Variation is key to a successful rehabilitation program

The arena is both a classroom and gym. If we overwork our horse in the arena, they can quickly fatigue – mentally and physically.

Horses that lack sufficient fitness and strength are at greater risk of injury. If we fatigue our horses, the recovery process takes too long, and old muscles that are sore or not working correctly will gradually pull the horse into the wrong position.

A rehabilitation program is a lot like a gym session. You don’t go to the gym and do weights for an hour. Rather, you build your entire body with a warm-up, weights, cardio and then a cool-down. The same applies to your horse. A twenty-five minute high intensity gym program should start with a gentle warm-up and end with a gentle cool-down.

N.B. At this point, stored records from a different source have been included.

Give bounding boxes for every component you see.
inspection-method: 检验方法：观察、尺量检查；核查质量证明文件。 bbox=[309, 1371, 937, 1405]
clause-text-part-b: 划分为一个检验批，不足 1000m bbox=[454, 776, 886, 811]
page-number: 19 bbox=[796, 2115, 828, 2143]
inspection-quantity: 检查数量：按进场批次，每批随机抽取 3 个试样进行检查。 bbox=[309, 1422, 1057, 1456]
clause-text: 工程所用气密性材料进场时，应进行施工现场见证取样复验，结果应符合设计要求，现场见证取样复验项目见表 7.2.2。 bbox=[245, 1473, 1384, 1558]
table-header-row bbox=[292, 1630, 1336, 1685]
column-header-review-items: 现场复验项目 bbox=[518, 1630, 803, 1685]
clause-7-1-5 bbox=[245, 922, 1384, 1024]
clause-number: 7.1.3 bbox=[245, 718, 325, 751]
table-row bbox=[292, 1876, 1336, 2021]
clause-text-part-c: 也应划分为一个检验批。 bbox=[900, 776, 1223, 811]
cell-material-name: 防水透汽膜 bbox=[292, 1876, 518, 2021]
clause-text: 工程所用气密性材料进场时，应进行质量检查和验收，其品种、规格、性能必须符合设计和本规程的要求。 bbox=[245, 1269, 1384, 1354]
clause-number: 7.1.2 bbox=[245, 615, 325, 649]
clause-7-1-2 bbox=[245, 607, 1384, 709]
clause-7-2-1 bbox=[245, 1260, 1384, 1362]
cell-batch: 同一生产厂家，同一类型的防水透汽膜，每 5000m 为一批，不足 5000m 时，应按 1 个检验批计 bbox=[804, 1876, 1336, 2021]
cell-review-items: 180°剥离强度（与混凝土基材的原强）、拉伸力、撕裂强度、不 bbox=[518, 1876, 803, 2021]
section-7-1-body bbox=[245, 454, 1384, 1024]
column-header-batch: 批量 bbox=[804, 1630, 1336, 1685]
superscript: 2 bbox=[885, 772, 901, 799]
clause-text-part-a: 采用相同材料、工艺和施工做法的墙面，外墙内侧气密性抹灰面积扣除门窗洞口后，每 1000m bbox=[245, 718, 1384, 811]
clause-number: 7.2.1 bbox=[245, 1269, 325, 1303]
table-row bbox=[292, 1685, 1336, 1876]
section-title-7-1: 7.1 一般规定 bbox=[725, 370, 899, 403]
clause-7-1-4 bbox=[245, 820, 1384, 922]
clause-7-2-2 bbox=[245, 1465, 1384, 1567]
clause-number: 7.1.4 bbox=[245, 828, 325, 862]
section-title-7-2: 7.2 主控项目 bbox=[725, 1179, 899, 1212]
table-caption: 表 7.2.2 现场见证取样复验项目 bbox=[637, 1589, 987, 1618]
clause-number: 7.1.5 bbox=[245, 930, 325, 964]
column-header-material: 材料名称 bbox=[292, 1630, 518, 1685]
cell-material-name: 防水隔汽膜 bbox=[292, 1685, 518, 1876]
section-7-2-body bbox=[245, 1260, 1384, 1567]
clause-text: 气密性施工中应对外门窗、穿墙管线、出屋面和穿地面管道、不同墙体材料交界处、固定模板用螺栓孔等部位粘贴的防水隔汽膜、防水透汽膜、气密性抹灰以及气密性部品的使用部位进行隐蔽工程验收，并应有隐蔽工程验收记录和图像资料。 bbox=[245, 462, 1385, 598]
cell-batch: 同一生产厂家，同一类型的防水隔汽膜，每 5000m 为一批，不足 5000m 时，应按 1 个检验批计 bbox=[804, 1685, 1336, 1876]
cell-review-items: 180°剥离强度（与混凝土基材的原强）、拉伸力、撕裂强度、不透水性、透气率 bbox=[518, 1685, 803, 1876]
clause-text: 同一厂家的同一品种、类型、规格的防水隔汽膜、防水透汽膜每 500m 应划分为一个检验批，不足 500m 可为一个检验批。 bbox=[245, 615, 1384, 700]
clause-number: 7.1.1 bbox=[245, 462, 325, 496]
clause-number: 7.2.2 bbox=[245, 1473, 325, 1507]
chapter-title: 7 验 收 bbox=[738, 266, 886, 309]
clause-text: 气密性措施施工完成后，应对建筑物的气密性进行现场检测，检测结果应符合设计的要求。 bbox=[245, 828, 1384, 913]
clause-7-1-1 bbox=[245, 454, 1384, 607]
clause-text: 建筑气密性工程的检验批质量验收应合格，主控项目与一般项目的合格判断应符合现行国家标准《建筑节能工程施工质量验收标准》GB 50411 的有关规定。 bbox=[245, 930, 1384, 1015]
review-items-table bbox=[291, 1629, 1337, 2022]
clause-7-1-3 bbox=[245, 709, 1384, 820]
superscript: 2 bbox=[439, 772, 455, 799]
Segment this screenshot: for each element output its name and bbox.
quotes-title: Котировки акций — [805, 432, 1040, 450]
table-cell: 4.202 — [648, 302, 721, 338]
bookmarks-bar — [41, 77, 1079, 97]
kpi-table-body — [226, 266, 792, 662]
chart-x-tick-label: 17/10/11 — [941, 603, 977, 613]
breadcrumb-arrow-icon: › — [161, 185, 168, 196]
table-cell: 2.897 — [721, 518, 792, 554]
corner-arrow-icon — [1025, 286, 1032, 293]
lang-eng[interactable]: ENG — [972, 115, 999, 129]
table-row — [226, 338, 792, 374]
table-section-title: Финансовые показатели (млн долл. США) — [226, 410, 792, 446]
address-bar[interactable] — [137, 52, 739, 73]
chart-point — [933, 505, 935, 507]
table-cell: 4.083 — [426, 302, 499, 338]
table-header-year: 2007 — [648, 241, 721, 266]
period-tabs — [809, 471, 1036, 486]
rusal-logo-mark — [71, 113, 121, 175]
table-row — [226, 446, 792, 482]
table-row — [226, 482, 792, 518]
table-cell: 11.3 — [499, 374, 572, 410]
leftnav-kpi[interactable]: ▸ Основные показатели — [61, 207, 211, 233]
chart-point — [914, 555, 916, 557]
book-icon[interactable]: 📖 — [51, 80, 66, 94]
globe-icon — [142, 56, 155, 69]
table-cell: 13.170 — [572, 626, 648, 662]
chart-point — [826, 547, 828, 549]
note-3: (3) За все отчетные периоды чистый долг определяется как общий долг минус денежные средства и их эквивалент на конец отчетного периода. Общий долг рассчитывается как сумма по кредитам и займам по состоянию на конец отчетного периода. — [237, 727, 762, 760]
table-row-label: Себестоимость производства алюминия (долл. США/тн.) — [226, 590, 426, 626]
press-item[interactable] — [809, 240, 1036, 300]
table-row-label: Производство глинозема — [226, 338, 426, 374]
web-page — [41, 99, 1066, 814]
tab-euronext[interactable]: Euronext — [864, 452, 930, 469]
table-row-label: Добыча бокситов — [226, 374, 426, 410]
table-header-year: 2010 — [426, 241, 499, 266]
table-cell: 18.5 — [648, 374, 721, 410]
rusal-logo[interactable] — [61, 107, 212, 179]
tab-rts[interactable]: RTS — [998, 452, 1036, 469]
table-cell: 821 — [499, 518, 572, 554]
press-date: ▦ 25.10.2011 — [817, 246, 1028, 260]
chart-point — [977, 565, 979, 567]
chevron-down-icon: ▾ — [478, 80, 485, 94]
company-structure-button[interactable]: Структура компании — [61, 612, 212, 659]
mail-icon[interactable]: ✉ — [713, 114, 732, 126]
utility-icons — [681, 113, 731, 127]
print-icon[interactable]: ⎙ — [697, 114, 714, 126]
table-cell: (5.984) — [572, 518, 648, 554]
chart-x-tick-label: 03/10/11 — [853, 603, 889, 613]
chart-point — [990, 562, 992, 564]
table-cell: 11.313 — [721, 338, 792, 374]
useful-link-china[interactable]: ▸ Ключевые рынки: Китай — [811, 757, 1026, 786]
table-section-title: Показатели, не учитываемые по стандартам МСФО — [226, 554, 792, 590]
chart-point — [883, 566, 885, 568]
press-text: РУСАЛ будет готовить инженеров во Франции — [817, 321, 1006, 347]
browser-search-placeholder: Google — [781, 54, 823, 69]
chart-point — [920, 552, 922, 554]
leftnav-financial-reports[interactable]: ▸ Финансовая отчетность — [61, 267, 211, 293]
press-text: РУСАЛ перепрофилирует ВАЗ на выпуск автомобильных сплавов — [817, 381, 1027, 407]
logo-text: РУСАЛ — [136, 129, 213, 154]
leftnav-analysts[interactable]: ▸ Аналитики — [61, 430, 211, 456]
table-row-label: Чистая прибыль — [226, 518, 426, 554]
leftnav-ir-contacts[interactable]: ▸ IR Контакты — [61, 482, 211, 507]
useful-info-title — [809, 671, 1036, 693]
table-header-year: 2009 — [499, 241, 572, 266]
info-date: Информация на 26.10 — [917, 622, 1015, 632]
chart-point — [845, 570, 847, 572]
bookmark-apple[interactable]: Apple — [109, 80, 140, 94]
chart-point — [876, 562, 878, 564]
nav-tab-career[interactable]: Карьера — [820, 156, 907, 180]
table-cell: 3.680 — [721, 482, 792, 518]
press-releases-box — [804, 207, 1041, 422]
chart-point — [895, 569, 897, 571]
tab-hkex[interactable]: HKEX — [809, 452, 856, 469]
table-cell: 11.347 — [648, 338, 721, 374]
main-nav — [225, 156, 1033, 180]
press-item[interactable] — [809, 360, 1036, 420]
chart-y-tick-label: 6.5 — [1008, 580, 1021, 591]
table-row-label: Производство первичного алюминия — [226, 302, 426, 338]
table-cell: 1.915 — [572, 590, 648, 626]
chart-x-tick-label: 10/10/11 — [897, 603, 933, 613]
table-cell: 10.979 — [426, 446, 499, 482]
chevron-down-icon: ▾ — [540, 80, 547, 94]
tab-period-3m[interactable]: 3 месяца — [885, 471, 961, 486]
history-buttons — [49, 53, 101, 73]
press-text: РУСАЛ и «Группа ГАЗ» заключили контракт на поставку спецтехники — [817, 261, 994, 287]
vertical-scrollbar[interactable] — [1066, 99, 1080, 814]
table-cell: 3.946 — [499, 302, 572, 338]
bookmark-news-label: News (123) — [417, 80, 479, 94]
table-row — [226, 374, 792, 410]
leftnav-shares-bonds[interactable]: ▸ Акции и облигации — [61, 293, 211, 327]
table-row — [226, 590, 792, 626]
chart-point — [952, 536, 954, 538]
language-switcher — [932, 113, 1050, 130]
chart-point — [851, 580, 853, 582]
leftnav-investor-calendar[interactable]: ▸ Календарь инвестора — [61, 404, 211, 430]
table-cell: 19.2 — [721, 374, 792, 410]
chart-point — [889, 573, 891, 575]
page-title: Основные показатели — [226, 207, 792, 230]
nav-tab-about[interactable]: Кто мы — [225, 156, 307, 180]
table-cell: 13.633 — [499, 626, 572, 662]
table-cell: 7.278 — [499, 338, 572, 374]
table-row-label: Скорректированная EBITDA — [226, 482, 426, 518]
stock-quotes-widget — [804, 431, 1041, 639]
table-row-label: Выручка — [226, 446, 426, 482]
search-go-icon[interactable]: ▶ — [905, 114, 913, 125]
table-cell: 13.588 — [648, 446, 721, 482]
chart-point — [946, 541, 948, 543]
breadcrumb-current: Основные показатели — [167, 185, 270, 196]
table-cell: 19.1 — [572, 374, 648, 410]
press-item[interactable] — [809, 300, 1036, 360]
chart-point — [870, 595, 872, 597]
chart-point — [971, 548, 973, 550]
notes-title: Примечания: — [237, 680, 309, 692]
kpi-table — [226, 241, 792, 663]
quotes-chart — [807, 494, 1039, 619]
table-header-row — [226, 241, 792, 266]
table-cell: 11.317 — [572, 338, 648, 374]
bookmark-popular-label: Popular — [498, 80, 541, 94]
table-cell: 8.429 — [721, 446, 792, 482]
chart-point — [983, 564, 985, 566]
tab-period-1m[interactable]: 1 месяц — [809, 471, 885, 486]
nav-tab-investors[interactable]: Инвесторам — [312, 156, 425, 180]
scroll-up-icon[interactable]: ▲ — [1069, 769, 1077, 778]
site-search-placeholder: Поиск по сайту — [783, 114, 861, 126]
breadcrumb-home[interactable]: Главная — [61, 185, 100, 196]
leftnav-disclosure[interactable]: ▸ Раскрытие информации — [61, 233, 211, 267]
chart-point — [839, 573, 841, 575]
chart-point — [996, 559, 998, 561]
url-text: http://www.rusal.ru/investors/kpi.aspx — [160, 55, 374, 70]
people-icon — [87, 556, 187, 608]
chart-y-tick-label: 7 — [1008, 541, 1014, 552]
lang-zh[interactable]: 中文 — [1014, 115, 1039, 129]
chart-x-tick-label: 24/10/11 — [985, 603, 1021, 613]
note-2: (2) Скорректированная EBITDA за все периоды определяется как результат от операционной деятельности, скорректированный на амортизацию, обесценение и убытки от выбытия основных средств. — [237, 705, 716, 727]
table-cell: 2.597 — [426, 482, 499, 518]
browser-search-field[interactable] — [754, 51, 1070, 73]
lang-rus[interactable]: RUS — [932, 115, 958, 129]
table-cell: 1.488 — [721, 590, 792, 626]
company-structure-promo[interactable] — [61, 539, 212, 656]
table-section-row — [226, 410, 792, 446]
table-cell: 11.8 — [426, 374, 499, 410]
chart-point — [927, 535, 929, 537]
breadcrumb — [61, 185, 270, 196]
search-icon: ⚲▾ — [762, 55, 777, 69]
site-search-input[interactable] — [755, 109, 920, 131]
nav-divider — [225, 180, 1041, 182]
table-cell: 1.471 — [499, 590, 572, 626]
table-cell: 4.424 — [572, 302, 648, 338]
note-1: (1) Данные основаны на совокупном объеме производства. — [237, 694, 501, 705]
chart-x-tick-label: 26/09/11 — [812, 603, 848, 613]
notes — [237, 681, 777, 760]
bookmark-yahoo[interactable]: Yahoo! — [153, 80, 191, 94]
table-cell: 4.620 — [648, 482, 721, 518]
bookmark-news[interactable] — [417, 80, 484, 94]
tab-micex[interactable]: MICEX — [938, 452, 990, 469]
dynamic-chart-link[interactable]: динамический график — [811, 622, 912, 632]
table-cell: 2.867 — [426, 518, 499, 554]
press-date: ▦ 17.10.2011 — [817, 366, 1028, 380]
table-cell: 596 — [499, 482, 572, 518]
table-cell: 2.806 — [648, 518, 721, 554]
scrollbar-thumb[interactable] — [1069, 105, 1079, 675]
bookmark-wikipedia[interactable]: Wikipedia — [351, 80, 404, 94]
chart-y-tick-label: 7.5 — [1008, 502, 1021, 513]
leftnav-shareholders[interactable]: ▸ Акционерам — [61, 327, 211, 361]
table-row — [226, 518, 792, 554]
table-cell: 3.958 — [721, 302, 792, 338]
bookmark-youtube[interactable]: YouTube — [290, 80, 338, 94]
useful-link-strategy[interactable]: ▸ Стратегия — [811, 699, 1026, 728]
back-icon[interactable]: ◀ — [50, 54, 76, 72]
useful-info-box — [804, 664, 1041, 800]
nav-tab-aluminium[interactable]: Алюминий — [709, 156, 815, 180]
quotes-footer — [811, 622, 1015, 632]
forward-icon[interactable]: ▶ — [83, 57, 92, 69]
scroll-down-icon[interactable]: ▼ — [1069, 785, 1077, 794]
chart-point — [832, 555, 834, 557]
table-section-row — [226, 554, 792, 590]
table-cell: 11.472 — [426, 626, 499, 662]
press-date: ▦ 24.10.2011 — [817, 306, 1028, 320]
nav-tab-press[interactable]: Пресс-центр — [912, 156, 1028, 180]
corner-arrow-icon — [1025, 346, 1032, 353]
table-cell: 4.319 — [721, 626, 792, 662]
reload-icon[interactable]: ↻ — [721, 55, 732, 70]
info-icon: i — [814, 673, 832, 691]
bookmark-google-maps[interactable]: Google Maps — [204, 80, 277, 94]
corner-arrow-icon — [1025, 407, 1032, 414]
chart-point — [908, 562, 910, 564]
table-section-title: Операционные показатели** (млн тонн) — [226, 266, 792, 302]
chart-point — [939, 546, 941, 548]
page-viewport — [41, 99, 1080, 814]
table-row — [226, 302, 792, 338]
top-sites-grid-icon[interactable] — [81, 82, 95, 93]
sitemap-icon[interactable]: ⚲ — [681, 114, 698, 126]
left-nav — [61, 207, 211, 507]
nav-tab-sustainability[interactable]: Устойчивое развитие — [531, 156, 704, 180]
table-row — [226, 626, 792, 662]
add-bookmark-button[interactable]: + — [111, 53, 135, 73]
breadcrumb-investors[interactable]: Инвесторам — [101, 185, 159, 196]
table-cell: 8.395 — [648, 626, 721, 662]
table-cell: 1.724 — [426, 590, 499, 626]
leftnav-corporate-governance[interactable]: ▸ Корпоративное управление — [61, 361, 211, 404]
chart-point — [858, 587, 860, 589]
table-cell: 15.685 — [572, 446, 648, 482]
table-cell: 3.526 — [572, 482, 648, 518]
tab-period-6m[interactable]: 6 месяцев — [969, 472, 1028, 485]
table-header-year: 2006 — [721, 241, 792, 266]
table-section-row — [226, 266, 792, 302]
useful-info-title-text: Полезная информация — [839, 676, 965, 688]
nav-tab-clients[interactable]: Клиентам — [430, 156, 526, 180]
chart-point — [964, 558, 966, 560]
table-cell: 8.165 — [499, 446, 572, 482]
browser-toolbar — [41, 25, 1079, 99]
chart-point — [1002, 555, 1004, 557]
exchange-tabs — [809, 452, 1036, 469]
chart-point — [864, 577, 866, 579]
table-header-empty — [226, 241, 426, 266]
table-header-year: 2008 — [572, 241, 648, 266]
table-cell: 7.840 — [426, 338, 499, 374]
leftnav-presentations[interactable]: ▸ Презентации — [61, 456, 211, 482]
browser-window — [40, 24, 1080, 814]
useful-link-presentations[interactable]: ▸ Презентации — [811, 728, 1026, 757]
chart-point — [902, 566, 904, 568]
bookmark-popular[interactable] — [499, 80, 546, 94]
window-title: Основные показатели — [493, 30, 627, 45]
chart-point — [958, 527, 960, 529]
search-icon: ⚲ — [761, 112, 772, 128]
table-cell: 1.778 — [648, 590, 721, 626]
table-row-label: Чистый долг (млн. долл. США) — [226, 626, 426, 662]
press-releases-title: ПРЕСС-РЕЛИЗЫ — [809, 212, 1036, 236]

And like all good gym programs, each session should build on the other, interspersed with periods of rest.

Avoiding mental fatigue is just as important as avoiding physical fatigue. If we work our horses too hard, and ask too many questions of them, they stop wanting to try for us. We need to get our horses out of the classroom and on an adventure, whether that’s the farm, the beach or the hills. This is important because it gives the horse some mental space, and a time to relax and think, while continuing to build strength.

I am so lucky to have access to some gentle rolling hills and the beach. I do a lot of controlled fitness work in the hills, and I like to walk my horses through the waves and the sand. These are fantastic ways to build a variety of different muscle groups. Slow impact trotting on the local roads provides concussion to support ligaments and bone strength.

Remember, when looking to get somebody to treat, fix or maintain your horse’s body, make sure you ask questions on how you can support their work using some rehabilitation or bodywork techniques. Perhaps you can assist them with some equine massage, stretching or some light lunging? 

If, after six weeks you are seeing no improvement, it’s time to engage an equine vet who can help to diagnose the underlying issue.